Re: [RESEND PATCH v3 2/2] PCI/PTM: fix to maintain pci_dev->ptm_enabled

From: Bjorn Helgaas
Date: Tue Aug 30 2022 - 15:46:48 EST


On Tue, Aug 30, 2022 at 08:03:41PM +0200, Rafael J. Wysocki wrote:
> On Tue, Aug 30, 2022 at 7:37 PM Bjorn Helgaas <helgaas@xxxxxxxxxx> wrote:
> > On Tue, Aug 30, 2022 at 06:58:20PM +0200, Rafael J. Wysocki wrote:
> > > On Tue, Aug 30, 2022 at 6:25 PM Bjorn Helgaas <helgaas@xxxxxxxxxx> wrote:
> > > > On Tue, Aug 30, 2022 at 03:49:13AM -0700, Rajvi Jingar wrote:
> > > > > pci_dev->ptm_enabled needs to be maintained to reflect the current PTM
> > > > > state of the device. In pci_ptm_disable(), clear ptm_enabled from
> > > > > 'struct pci_dev' on disabling PTM state for the device.
> > > > > In pci_restore_ptm_state(), set dev->ptm_enabled based on the restored
> > > > > PTM state of the device.
> > > > >
> > > > > In pci_ptm_disable(), perform ptm_enabled check to avoid config space
> > > > > access in case if PTM is already disabled for the device. ptm_enabled
> > > > > won't be set for non-PCIe devices so pci_is_pcie(dev) check is not
> > > > > needed anymore.
> > > >
> > > > This one sounds like it's supposed to fix something, but I'm not clear
> > > > exactly what.
> > > >
> > > > I have a vague memory of config accesses messing up a low power state.
> > > > But this is still completely magical and unmaintainable since AFAIK
> > > > there is nothing in the PCIe spec about avoiding config accesses when
> > > > PTM is disabled.
> >
> > I'm remembering this, which seemed like an ancestor of this patch:
> > https://lore.kernel.org/r/CAJZ5v0gNy6YJA+RNTEyHBdoJK-jqKN60oU_k_LX4=cTuyoO2mg@xxxxxxxxxxxxxx
> >
> > This patch is queued up and does something similar (disabling PTM on
> > all devices before suspend):
> > https://git.kernel.org/cgit/linux/kernel/git/helgaas/pci.git/commit/?id=d878400c7d98
> >
> > Is d878400c7d98 enough to solve the functional issue, and this patch
> > is basically a cleanup? I think it's a nice cleanup and worth doing.
>
> This patch is independent of d878400c7d98. We've been working on a
> d878400c7d98 counterpart on top of this patch.
>
> There is a problem with d878400c7d98 that disabling PTM from
> pci_prepare_to_sleep() is not enough, because that function is not
> called for some endpoints where we also want to disable PTM on system
> suspend.
>
> IMV the most suitable place to disable PTM (temporarily) on
> system-wide suspend is in pci_pm_suspend_noirq(, because it is the
> last piece of generic PCI code running for all PCI devices regardless
> of what their drivers do.
>
> > I'm just trying to figure out the "avoid config space access" in the
> > commit log. If avoiding config space access is necessary, it needs
> > more explanation.

AFAICT, these are great cleanups but neither of these patches is
really a functional change. If that's true, the "avoid config space
access" should be removed from the commit log.

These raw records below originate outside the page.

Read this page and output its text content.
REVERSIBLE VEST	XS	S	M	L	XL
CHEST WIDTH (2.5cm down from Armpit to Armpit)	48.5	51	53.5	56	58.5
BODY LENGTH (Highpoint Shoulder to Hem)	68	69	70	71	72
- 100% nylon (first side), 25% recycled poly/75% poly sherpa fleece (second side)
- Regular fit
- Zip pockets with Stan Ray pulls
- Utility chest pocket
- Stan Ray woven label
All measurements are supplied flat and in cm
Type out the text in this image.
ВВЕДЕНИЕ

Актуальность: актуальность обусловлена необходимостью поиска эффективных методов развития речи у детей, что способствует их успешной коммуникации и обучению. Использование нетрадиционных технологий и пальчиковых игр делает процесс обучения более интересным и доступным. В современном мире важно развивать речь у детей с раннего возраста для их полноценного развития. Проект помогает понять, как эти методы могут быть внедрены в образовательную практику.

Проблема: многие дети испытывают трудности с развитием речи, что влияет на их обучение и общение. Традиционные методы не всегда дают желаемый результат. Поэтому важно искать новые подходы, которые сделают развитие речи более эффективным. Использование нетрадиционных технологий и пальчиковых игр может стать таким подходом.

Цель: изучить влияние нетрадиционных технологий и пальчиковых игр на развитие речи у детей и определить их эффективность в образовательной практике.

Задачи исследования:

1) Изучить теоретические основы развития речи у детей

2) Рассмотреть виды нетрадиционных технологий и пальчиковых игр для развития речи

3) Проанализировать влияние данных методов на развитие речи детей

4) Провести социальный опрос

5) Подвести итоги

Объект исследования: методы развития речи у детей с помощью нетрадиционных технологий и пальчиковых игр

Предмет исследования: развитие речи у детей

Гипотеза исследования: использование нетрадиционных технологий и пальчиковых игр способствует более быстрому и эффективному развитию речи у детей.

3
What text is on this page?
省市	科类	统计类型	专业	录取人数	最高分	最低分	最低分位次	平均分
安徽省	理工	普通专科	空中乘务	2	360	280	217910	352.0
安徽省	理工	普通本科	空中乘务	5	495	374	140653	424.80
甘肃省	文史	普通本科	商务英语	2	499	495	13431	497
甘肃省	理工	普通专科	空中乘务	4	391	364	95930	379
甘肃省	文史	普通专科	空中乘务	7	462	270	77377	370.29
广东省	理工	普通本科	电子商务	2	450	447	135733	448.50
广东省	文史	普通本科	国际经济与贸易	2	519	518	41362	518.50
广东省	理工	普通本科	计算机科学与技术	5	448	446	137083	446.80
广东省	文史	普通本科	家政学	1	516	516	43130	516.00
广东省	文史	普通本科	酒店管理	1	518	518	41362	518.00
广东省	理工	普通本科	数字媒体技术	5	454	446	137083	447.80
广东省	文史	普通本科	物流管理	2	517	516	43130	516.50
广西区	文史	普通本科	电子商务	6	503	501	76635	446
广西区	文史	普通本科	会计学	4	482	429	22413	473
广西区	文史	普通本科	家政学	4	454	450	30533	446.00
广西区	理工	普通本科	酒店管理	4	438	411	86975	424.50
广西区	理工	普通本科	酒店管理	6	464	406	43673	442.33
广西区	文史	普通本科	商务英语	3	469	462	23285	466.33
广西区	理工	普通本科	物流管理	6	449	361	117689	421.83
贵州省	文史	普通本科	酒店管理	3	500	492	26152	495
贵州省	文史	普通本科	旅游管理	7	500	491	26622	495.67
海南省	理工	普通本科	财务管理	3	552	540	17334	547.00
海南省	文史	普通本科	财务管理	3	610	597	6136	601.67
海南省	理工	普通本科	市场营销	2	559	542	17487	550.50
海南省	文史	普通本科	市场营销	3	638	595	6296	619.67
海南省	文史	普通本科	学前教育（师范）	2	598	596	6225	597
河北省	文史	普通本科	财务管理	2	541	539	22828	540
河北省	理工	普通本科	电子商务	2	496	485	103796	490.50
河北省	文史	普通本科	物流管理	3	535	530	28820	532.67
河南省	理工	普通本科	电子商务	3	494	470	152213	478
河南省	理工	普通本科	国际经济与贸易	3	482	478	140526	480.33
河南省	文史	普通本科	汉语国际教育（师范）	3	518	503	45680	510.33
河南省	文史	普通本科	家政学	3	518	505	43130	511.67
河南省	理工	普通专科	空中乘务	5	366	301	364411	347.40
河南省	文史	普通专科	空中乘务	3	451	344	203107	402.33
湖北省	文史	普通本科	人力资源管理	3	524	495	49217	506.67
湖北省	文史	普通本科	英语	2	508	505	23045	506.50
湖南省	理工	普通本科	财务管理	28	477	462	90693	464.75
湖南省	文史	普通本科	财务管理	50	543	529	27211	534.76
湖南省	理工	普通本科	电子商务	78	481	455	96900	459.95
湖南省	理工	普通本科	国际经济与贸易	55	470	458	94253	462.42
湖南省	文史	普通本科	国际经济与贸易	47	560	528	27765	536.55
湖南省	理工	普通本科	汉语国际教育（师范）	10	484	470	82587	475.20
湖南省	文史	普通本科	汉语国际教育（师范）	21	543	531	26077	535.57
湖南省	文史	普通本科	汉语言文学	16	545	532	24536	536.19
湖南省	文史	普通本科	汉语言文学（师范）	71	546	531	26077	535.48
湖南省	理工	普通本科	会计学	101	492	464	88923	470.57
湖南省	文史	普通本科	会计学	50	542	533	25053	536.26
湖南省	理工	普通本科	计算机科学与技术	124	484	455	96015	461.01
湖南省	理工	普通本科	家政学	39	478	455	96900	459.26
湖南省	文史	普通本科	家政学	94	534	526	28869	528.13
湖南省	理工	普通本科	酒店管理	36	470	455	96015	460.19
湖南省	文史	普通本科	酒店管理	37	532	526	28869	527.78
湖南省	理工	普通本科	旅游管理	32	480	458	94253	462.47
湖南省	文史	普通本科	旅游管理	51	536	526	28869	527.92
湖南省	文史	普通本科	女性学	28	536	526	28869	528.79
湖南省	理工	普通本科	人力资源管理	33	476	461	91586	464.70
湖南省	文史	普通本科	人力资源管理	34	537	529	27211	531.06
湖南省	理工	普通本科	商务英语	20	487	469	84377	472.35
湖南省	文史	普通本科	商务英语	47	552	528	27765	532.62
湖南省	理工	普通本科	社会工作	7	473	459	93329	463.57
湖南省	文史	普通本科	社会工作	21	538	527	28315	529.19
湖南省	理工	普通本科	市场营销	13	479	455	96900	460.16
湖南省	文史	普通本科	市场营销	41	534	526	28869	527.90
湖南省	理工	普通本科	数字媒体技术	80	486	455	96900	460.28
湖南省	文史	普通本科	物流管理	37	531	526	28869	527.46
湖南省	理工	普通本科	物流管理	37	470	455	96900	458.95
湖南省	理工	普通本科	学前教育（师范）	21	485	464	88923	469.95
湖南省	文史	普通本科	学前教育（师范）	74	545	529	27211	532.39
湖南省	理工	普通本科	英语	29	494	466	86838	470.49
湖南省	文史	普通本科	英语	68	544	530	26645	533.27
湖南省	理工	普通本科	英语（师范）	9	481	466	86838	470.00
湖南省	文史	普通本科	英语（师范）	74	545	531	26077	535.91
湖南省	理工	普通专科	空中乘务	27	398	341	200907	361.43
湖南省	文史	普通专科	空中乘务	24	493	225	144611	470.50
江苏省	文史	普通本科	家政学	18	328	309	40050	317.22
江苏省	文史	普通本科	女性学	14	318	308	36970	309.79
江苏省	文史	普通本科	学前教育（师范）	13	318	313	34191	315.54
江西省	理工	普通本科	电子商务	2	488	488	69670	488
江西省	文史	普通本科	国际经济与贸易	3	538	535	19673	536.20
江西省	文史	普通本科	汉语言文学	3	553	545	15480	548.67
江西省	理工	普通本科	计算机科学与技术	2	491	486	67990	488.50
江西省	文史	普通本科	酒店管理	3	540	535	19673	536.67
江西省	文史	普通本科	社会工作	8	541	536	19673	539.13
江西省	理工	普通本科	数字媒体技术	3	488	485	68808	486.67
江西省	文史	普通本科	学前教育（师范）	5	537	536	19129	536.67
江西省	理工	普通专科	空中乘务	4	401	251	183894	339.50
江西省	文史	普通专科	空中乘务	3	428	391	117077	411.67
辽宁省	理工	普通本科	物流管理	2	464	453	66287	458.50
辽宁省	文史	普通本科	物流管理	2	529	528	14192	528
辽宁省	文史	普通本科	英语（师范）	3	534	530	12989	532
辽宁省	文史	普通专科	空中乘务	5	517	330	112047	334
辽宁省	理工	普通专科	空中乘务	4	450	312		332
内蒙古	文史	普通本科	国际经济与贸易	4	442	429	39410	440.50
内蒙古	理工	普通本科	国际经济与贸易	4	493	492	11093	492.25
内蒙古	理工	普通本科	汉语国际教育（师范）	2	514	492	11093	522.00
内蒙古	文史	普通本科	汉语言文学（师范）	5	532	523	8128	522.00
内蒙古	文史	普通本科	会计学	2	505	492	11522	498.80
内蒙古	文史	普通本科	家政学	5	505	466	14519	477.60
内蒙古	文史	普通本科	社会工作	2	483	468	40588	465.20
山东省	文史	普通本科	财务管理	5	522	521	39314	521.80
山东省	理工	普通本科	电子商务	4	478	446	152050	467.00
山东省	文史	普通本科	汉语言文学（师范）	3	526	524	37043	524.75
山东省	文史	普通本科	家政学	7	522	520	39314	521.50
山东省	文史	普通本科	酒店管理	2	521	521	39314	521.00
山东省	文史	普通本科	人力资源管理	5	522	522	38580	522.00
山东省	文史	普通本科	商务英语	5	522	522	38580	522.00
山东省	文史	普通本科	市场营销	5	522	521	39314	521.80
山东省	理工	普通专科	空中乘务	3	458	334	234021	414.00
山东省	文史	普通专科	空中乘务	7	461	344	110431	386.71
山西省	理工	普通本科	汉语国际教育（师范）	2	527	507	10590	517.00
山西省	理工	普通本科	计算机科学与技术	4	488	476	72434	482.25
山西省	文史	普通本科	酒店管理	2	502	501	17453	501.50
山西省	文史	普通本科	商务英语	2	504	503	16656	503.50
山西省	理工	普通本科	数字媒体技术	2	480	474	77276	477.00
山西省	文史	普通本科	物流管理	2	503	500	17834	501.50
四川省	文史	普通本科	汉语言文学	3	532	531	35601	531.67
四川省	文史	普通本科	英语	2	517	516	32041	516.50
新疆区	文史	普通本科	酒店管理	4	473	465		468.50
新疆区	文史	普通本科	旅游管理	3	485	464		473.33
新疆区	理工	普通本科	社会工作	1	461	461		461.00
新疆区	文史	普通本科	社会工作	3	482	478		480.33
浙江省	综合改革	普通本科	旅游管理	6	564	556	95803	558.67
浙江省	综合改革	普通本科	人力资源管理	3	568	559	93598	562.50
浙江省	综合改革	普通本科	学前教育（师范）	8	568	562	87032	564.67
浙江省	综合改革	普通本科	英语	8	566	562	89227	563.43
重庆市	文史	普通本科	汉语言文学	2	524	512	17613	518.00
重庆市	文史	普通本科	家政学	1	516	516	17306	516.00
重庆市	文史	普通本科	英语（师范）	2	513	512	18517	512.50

I dropped d878400c7d98 for now and updated my pci/pm branch with just
these two patches with updates as attached below.

Then we can rework d878400c7d98 so it disables PTM unconditionally in
pci_pm_suspend_noirq() instead of in pci_prepare_to_sleep().

Currently, or with d878400c7d98, we only call pci_prepare_to_sleep()
when (!skip_bus_pm && !state_saved && pci_power_manageable()), so if a
driver saves its own state, we won't disable PTM, which seems like a
problem.

I assume we also want to move the pci_disable_ptm() from
pci_finish_runtime_suspend() to pci_pm_runtime_suspend() to keep it
parallel with pci_pm_suspend_noirq().

Is this making sense?

> > > Because ptm_enabled is expected to always reflect the hardware state,
> > > pci_disable_ptm() needs to be amended to clear it. Also it is prudent
> > > to explicitly make it reflect the new hardware state in
> > > pci_restore_ptm_state().
> > >
> > > Then, pci_disable_ptm() can be made bail out if ptm_enabled is clear,
> > > because it has nothing to do then and the pci_is_pcie() check in there
> > > is not necessary, because ptm_enabled will never be set for devices
> > > that are not PCIe.
> > >
> > > > At the very least, we would need more details in the commit log and
> > > > a hint in the code about this.

commit 22b07d9ddd02 ("PCI/PTM: Update pdev->ptm_enabled to track hardware state")
Author: Rajvi Jingar <rajvi.jingar@xxxxxxxxxxxxxxx>
Date: Tue Aug 30 03:49:13 2022 -0700

PCI/PTM: Update pdev->ptm_enabled to track hardware state

Update pdev->ptm_enabled to track hardware state when we disable or restore
PTM state.

No functional change intended, since 'ptm_enabled' was previously only
tested during enumeration and pci_disable_ptm() is only used during
suspend.

[bhelgaas: commit log]
Link: https://lore.kernel.org/r/20220830104913.1620539-2-rajvi.jingar@xxxxxxxxxxxxxxx
Signed-off-by: Rajvi Jingar <rajvi.jingar@xxxxxxxxxxxxxxx>
Signed-off-by: Bjorn Helgaas <bhelgaas@xxxxxxxxxx>
Reviewed-by: Rafael J. Wysocki <rafael.j.wysocki@xxxxxxxxx>

diff --git a/drivers/pci/pcie/ptm.c b/drivers/pci/pcie/ptm.c
index 368a254e3124..1ce241d4538f 100644
--- a/drivers/pci/pcie/ptm.c
+++ b/drivers/pci/pcie/ptm.c
@@ -34,7 +34,7 @@ void pci_disable_ptm(struct pci_dev *dev)
int ptm;
u16 ctrl;

- if (!pci_is_pcie(dev))
+ if (!dev->ptm_enabled)
return;

ptm = pci_find_ext_capability(dev, PCI_EXT_CAP_ID_PTM);
@@ -44,6 +44,7 @@ void pci_disable_ptm(struct pci_dev *dev)
pci_read_config_word(dev, ptm + PCI_PTM_CTRL, &ctrl);
ctrl &= ~(PCI_PTM_CTRL_ENABLE | PCI_PTM_CTRL_ROOT);
pci_write_config_word(dev, ptm + PCI_PTM_CTRL, ctrl);
+ dev->ptm_enabled = 0;
}

void pci_save_ptm_state(struct pci_dev *dev)
@@ -83,6 +84,7 @@ void pci_restore_ptm_state(struct pci_dev *dev)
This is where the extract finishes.